Kolumne

"Wo bleibt die Story?"

30.05.2003
Gerhard Holzwart Redakteur CW

Die Aktionäre der Deutschen Telekom haben wieder Vertrauen gefasst. Vorstandssprecher Kai-Uwe Ricke bekam, anders als sein Vorgänger Ron Sommer, auf der Hauptversammlung Beifall statt Pfiffe. Das erreichte er offensichtlich mit seinem nüchternen, zupackenden Stil und natürlich mit seiner Bilanz der ersten sechs Monate, die sich sehen lassen kann: die Schulden um acht Milliarden Euro gesenkt, den Vorstand umgebaut, sein Gehalt offen gelegt, das erste positive Quartalsergebnis seit knapp zwei Jahren (siehe Seite 22). Gleichzeitig kündigte er glaubhaft an, die hohen Verbindlichkeiten des Unternehmens weiter schnell und drastisch zu senken. Er brauche keine 100 Tage, um sich in seinem neuen Job zurechtzufinden und sich erstmals beurteilen zu lassen, hatte Ricke bei seiner Berufung im November vergangenen Jahres erklärt. Die Aktionäre und Analysten haben ihm nun sogar ein weiteres Jahr Zeit gegeben.

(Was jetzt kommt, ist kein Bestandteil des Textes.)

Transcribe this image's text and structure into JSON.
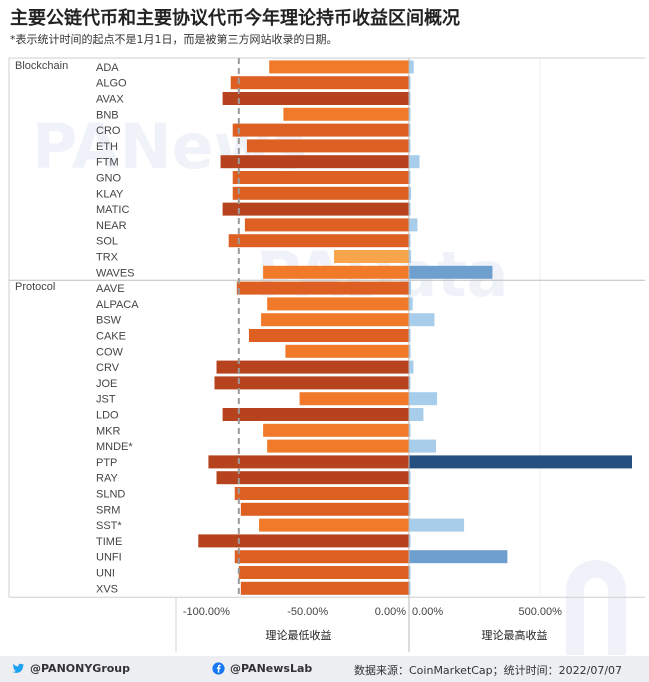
{
  "title": "主要公链代币和主要协议代币今年理论持币收益区间概况",
  "subtitle": "*表示统计时间的起点不是1月1日，而是被第三方网站收录的日期。",
  "watermarks": [
    "PANews",
    "PAData"
  ],
  "footer": {
    "twitter": "@PANONYGroup",
    "facebook": "@PANewsLab",
    "source": "数据来源：CoinMarketCap；统计时间：2022/07/07"
  },
  "chart_data": {
    "type": "bar",
    "groups": [
      "Blockchain",
      "Protocol"
    ],
    "left_panel": {
      "xlabel": "理论最低收益",
      "ticks": [
        "-100.00%",
        "-50.00%",
        "0.00%"
      ],
      "xlim": [
        -115,
        0
      ],
      "reference_line": -84
    },
    "right_panel": {
      "xlabel": "理论最高收益",
      "ticks": [
        "0.00%",
        "500.00%"
      ],
      "xlim": [
        0,
        850
      ]
    },
    "rows": [
      {
        "group": "Blockchain",
        "name": "ADA",
        "min": -69,
        "max": 18
      },
      {
        "group": "Blockchain",
        "name": "ALGO",
        "min": -88,
        "max": 4
      },
      {
        "group": "Blockchain",
        "name": "AVAX",
        "min": -92,
        "max": 5
      },
      {
        "group": "Blockchain",
        "name": "BNB",
        "min": -62,
        "max": 3
      },
      {
        "group": "Blockchain",
        "name": "CRO",
        "min": -87,
        "max": 4
      },
      {
        "group": "Blockchain",
        "name": "ETH",
        "min": -80,
        "max": 3
      },
      {
        "group": "Blockchain",
        "name": "FTM",
        "min": -93,
        "max": 40
      },
      {
        "group": "Blockchain",
        "name": "GNO",
        "min": -87,
        "max": 5
      },
      {
        "group": "Blockchain",
        "name": "KLAY",
        "min": -87,
        "max": 8
      },
      {
        "group": "Blockchain",
        "name": "MATIC",
        "min": -92,
        "max": 6
      },
      {
        "group": "Blockchain",
        "name": "NEAR",
        "min": -81,
        "max": 32
      },
      {
        "group": "Blockchain",
        "name": "SOL",
        "min": -89,
        "max": 5
      },
      {
        "group": "Blockchain",
        "name": "TRX",
        "min": -37,
        "max": 8
      },
      {
        "group": "Blockchain",
        "name": "WAVES",
        "min": -72,
        "max": 318
      },
      {
        "group": "Protocol",
        "name": "AAVE",
        "min": -85,
        "max": 8
      },
      {
        "group": "Protocol",
        "name": "ALPACA",
        "min": -70,
        "max": 14
      },
      {
        "group": "Protocol",
        "name": "BSW",
        "min": -73,
        "max": 97
      },
      {
        "group": "Protocol",
        "name": "CAKE",
        "min": -79,
        "max": 6
      },
      {
        "group": "Protocol",
        "name": "COW",
        "min": -61,
        "max": 6
      },
      {
        "group": "Protocol",
        "name": "CRV",
        "min": -95,
        "max": 17
      },
      {
        "group": "Protocol",
        "name": "JOE",
        "min": -96,
        "max": 5
      },
      {
        "group": "Protocol",
        "name": "JST",
        "min": -54,
        "max": 107
      },
      {
        "group": "Protocol",
        "name": "LDO",
        "min": -92,
        "max": 55
      },
      {
        "group": "Protocol",
        "name": "MKR",
        "min": -72,
        "max": 3
      },
      {
        "group": "Protocol",
        "name": "MNDE*",
        "min": -70,
        "max": 103
      },
      {
        "group": "Protocol",
        "name": "PTP",
        "min": -99,
        "max": 850
      },
      {
        "group": "Protocol",
        "name": "RAY",
        "min": -95,
        "max": 6
      },
      {
        "group": "Protocol",
        "name": "SLND",
        "min": -86,
        "max": 3
      },
      {
        "group": "Protocol",
        "name": "SRM",
        "min": -83,
        "max": 3
      },
      {
        "group": "Protocol",
        "name": "SST*",
        "min": -74,
        "max": 210
      },
      {
        "group": "Protocol",
        "name": "TIME",
        "min": -104,
        "max": 6
      },
      {
        "group": "Protocol",
        "name": "UNFI",
        "min": -86,
        "max": 375
      },
      {
        "group": "Protocol",
        "name": "UNI",
        "min": -84,
        "max": 6
      },
      {
        "group": "Protocol",
        "name": "XVS",
        "min": -83,
        "max": 3
      }
    ],
    "colors": {
      "neg_light": "#f8a44a",
      "neg_mid": "#f07a2a",
      "neg_dark": "#dd5f22",
      "neg_deep": "#b6431e",
      "pos_light": "#a8cdea",
      "pos_mid": "#6f9fcf",
      "pos_deep": "#244f7e"
    }
  }
}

Die Sanierung des Telekom-Haushalts alleine wird jedoch nicht genügen. Die Zeiten großer "Entwürfe" sind in der weltweiten TK-Szene längst passé; Visionäre wie Ron Sommer oder Hasardeure wie Bernard Ebbers (Worldcom) haben nicht umsonst ihren Job verloren. Insofern passt der bodenständige Telekom-Frontmann gut in die Landschaft. Ricke wird aber in absehbarer Zeit noch einige Fragen beantworten müssen. Nicht nur zur Zukunft der einzelnen Unternehmenssparten, sondern auch, was die generelle strategische Ausrichtung seines Konzerns angeht.

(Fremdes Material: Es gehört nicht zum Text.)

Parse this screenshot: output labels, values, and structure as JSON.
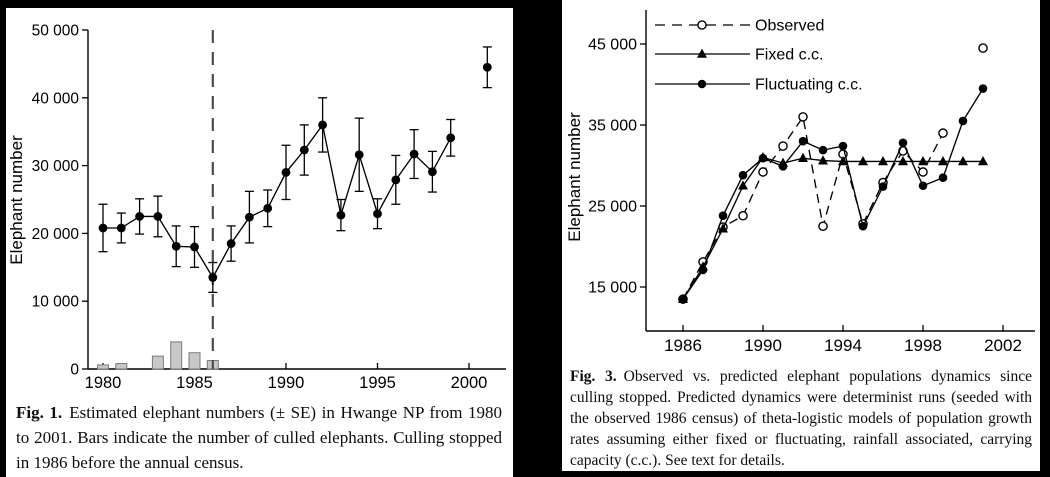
{
  "colors": {
    "canvas_bg": "#000000",
    "panel_bg": "#ffffff",
    "ink": "#000000",
    "bar_fill": "#c8c8c8",
    "bar_stroke": "#7a7a7a",
    "dashed_vline": "#4d4d4d"
  },
  "fig1": {
    "caption_tag": "Fig. 1.",
    "caption_text": "Estimated elephant numbers (± SE) in Hwange NP from 1980 to 2001. Bars indicate the number of culled elephants. Culling stopped in 1986 before the annual census."
  },
  "fig3": {
    "caption_tag": "Fig. 3.",
    "caption_text": "Observed vs. predicted elephant populations dynamics since culling stopped. Predicted dynamics were determinist runs (seeded with the observed 1986 census) of theta-logistic models of population growth rates assuming either fixed or fluctuating, rainfall associated, carrying capacity (c.c.). See text for details."
  },
  "chart_data": [
    {
      "id": "fig1",
      "type": "line",
      "title": "",
      "xlabel": "",
      "ylabel": "Elephant number",
      "ylim": [
        0,
        50000
      ],
      "xlim": [
        1979,
        2002
      ],
      "grid": false,
      "yticks": [
        0,
        10000,
        20000,
        30000,
        40000,
        50000
      ],
      "ytick_labels": [
        "0",
        "10 000",
        "20 000",
        "30 000",
        "40 000",
        "50 000"
      ],
      "xticks": [
        1980,
        1985,
        1990,
        1995,
        2000
      ],
      "xtick_labels": [
        "1980",
        "1985",
        "1990",
        "1995",
        "2000"
      ],
      "vline": {
        "x": 1986,
        "style": "dashed"
      },
      "series": [
        {
          "name": "Estimated elephant numbers (± SE)",
          "marker": "filled-circle",
          "line": "solid",
          "x": [
            1980,
            1981,
            1982,
            1983,
            1984,
            1985,
            1986,
            1987,
            1988,
            1989,
            1990,
            1991,
            1992,
            1993,
            1994,
            1995,
            1996,
            1997,
            1998,
            1999,
            2000,
            2001
          ],
          "y": [
            20800,
            20800,
            22500,
            22500,
            18100,
            18000,
            13500,
            18500,
            22400,
            23700,
            29000,
            32300,
            36000,
            22700,
            31600,
            22900,
            27900,
            31700,
            29100,
            34100,
            null,
            44500
          ],
          "se": [
            3500,
            2200,
            2600,
            3000,
            3000,
            3000,
            2200,
            2600,
            3800,
            2700,
            4000,
            3700,
            4000,
            2300,
            5400,
            2200,
            3600,
            3600,
            3000,
            2700,
            null,
            3000
          ]
        }
      ],
      "bars": {
        "name": "Culled elephants",
        "x": [
          1980,
          1981,
          1983,
          1984,
          1985,
          1986
        ],
        "y": [
          600,
          800,
          1900,
          4000,
          2400,
          1250
        ]
      }
    },
    {
      "id": "fig3",
      "type": "line",
      "title": "",
      "xlabel": "",
      "ylabel": "Elephant number",
      "ylim": [
        9500,
        49000
      ],
      "xlim": [
        1985,
        2003
      ],
      "grid": false,
      "legend_position": "top-left-inside",
      "yticks": [
        15000,
        25000,
        35000,
        45000
      ],
      "ytick_labels": [
        "15 000",
        "25 000",
        "35 000",
        "45 000"
      ],
      "xticks": [
        1986,
        1990,
        1994,
        1998,
        2002
      ],
      "xtick_labels": [
        "1986",
        "1990",
        "1994",
        "1998",
        "2002"
      ],
      "series": [
        {
          "name": "Observed",
          "marker": "open-circle",
          "line": "dashed",
          "x": [
            1986,
            1987,
            1988,
            1989,
            1990,
            1991,
            1992,
            1993,
            1994,
            1995,
            1996,
            1997,
            1998,
            1999,
            2000,
            2001
          ],
          "y": [
            13500,
            18100,
            22400,
            23800,
            29200,
            32400,
            36000,
            22500,
            31400,
            22800,
            27900,
            31800,
            29200,
            34000,
            null,
            44500
          ]
        },
        {
          "name": "Fixed c.c.",
          "marker": "filled-triangle",
          "line": "solid",
          "x": [
            1986,
            1987,
            1988,
            1989,
            1990,
            1991,
            1992,
            1993,
            1994,
            1995,
            1996,
            1997,
            1998,
            1999,
            2000,
            2001
          ],
          "y": [
            13500,
            17500,
            22200,
            27500,
            31000,
            30300,
            30900,
            30600,
            30500,
            30500,
            30500,
            30500,
            30500,
            30500,
            30500,
            30500
          ]
        },
        {
          "name": "Fluctuating c.c.",
          "marker": "filled-circle",
          "line": "solid",
          "x": [
            1986,
            1987,
            1988,
            1989,
            1990,
            1991,
            1992,
            1993,
            1994,
            1995,
            1996,
            1997,
            1998,
            1999,
            2000,
            2001
          ],
          "y": [
            13500,
            17100,
            23800,
            28800,
            30900,
            29900,
            33000,
            31900,
            32400,
            22500,
            27400,
            32800,
            27500,
            28500,
            35500,
            39500
          ]
        }
      ]
    }
  ]
}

Heute ist die Telekom weltweit der einzige noch verbliebene integrierte Diensteanbieter in den "Times"-Märkten (Telekommunikation, IT, Multimedia, Entertainment, Security) mit globalem Anspruch. Immer weniger Branchenkenner trauen dem Bonner Carrier jedoch zu, diese unter Ron Sommer als "Story" für drei Börsengänge instrumentalisierte Positionierung aufrechterhalten zu können. AT&T und British Telecom (BT) beispielsweise haben längst die Konsequenzen aus dem Paradigmenwechsel im Markt gezogen und sich in kleinere Einheiten für Geschäfts- und Privatkunden beziehungsweise Mobilfunk aufgespalten. Deutsche Telekom, France Télécom und manch andere europäische Ex-Monopolisten sind hier auf halbem Wege stehen geblieben.

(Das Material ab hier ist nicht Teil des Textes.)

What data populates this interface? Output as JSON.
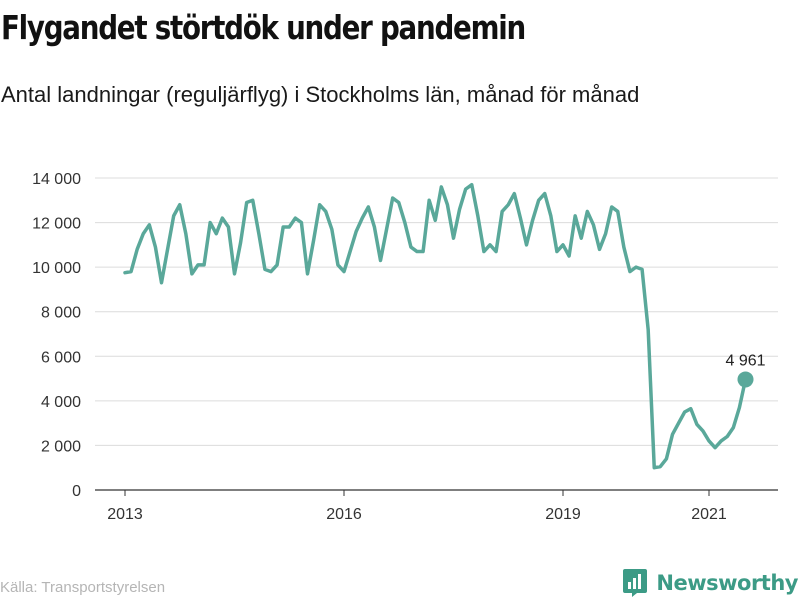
{
  "title": "Flygandet störtdök under pandemin",
  "subtitle": "Antal landningar (reguljärflyg) i Stockholms län, månad för månad",
  "source": "Källa: Transportstyrelsen",
  "brand": {
    "name": "Newsworthy",
    "icon": "newsworthy-logo-icon",
    "color": "#3c9b86"
  },
  "chart_data": {
    "type": "line",
    "title": "Flygandet störtdök under pandemin",
    "subtitle": "Antal landningar (reguljärflyg) i Stockholms län, månad för månad",
    "xlabel": "",
    "ylabel": "",
    "ylim": [
      0,
      14000
    ],
    "yticks": [
      0,
      2000,
      4000,
      6000,
      8000,
      10000,
      12000,
      14000
    ],
    "ytick_labels": [
      "0",
      "2 000",
      "4 000",
      "6 000",
      "8 000",
      "10 000",
      "12 000",
      "14 000"
    ],
    "xticks": [
      2013,
      2016,
      2019,
      2021
    ],
    "xtick_labels": [
      "2013",
      "2016",
      "2019",
      "2021"
    ],
    "grid": true,
    "line_color": "#5aa89a",
    "series": [
      {
        "start": "2013-01",
        "frequency": "monthly",
        "values": [
          9750,
          9800,
          10800,
          11500,
          11900,
          10900,
          9300,
          10800,
          12300,
          12800,
          11500,
          9700,
          10100,
          10100,
          12000,
          11500,
          12200,
          11800,
          9700,
          11100,
          12900,
          13000,
          11500,
          9900,
          9800,
          10100,
          11800,
          11800,
          12200,
          12000,
          9700,
          11200,
          12800,
          12500,
          11700,
          10100,
          9800,
          10700,
          11600,
          12200,
          12700,
          11800,
          10300,
          11700,
          13100,
          12900,
          12000,
          10900,
          10700,
          10700,
          13000,
          12100,
          13600,
          12800,
          11300,
          12600,
          13500,
          13700,
          12300,
          10700,
          11000,
          10700,
          12500,
          12800,
          13300,
          12200,
          11000,
          12100,
          13000,
          13300,
          12300,
          10700,
          11000,
          10500,
          12300,
          11300,
          12500,
          11900,
          10800,
          11500,
          12700,
          12500,
          10900,
          9800,
          10000,
          9900,
          7200,
          1000,
          1050,
          1400,
          2500,
          3000,
          3500,
          3650,
          2950,
          2650,
          2200,
          1900,
          2200,
          2400,
          2800,
          3700,
          4961
        ]
      }
    ],
    "annotation": {
      "label": "4 961",
      "value": 4961,
      "target": "last-point"
    }
  }
}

Wenn es derzeit einen Global Player in der Telekommunikation gibt, ist es einzig und allein Vodafone mit seinem inzwischen nahezu weltumspannenden Mobilfunkimperium. Doch die Hintergründe der Strategie und des Erfolgs des britischen Konzerns sind eine Geschichte für sich. Auch von Ricke wird deshalb bald eine neue "Story" erwartet werden, nämlich die, was er mit seiner wiedergewonnenen finanziellen Handlungsfähigkeit anzufangen gedenkt.